Femme et homme, une alliance pour le progrès financier
Le métier de tontine est perçu par la plupart des gens comme un travail de femme. Mais, Mariam Kanadji ne partage pas cet avis. Bien qu’elle soit maman tontine depuis 2021, elle ne trouve pas de mal à ce qu’un homme exerce ce métier. Selon elle, ces hommes tontineurs peuvent apporter un plus au développement de la société. « Tout comme on le dit il n’y a pas de sot métier. Ce que l’homme peut faire la femme peut faire, ce que la femme peut faire l’homme aussi peut faire » argue-t-elle.
L’implication des hommes dans les tontines apporte un vent de diversité et de modernité à ces pratiques ancestrales.
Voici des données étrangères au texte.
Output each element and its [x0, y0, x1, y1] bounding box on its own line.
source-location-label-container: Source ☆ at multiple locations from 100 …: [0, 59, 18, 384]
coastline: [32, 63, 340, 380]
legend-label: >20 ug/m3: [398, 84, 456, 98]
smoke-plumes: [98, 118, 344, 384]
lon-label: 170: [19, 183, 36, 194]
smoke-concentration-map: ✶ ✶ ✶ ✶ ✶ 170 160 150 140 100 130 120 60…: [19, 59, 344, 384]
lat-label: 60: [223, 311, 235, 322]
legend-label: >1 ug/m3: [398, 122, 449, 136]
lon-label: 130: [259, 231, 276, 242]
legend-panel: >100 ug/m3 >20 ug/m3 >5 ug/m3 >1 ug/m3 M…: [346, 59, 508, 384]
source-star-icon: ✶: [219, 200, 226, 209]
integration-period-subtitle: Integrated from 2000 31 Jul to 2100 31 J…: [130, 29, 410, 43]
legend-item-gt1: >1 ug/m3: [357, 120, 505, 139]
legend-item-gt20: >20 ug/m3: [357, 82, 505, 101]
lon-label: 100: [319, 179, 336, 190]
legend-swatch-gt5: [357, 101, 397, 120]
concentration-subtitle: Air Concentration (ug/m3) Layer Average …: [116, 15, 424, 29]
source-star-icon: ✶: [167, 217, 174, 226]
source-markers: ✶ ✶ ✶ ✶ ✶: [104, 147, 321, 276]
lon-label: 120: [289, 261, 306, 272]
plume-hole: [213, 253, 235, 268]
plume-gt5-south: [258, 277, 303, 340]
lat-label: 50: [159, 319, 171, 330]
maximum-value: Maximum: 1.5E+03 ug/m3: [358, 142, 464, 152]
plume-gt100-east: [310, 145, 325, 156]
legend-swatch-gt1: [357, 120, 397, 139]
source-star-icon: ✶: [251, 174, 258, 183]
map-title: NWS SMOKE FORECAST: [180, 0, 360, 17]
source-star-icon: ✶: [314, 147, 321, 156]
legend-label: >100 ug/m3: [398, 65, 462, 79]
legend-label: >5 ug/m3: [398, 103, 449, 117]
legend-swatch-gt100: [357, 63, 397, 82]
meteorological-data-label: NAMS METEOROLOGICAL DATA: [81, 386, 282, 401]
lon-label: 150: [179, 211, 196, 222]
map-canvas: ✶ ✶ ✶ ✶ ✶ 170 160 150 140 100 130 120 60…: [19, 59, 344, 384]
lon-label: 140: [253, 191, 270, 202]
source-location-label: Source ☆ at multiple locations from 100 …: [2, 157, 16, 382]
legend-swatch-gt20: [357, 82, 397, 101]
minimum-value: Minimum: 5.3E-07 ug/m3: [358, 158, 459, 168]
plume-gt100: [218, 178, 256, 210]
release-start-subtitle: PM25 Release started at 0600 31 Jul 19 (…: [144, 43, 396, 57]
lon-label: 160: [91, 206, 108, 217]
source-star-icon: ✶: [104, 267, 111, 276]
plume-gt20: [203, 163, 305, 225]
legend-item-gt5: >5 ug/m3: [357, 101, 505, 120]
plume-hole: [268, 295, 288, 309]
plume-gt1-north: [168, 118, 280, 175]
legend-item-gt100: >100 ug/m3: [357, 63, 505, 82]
À travers le parcours de Abdoul Aziz Ouattara qui a mis en place une entreprise qui fait les tontines et le e-commerce, il est clair que la tontine transcende les genres. En reconnaissant la valeur de la contribution masculine à ces réseaux solidaires, la société s’ouvre à de nouvelles perspectives de collaboration et d’épanouissement collectif.
En rappel, la loi n°023-2009/AN du 14 mai 2009, portant réglementation des systèmes financiers décentralisés au Burkina, à son article 7, stipule que toute activité de microfinance (collecte d’argent, octroi de crédit) doit être au préalable autorisée par le ministère de l’Economie et des Finances sous peine de sanctions.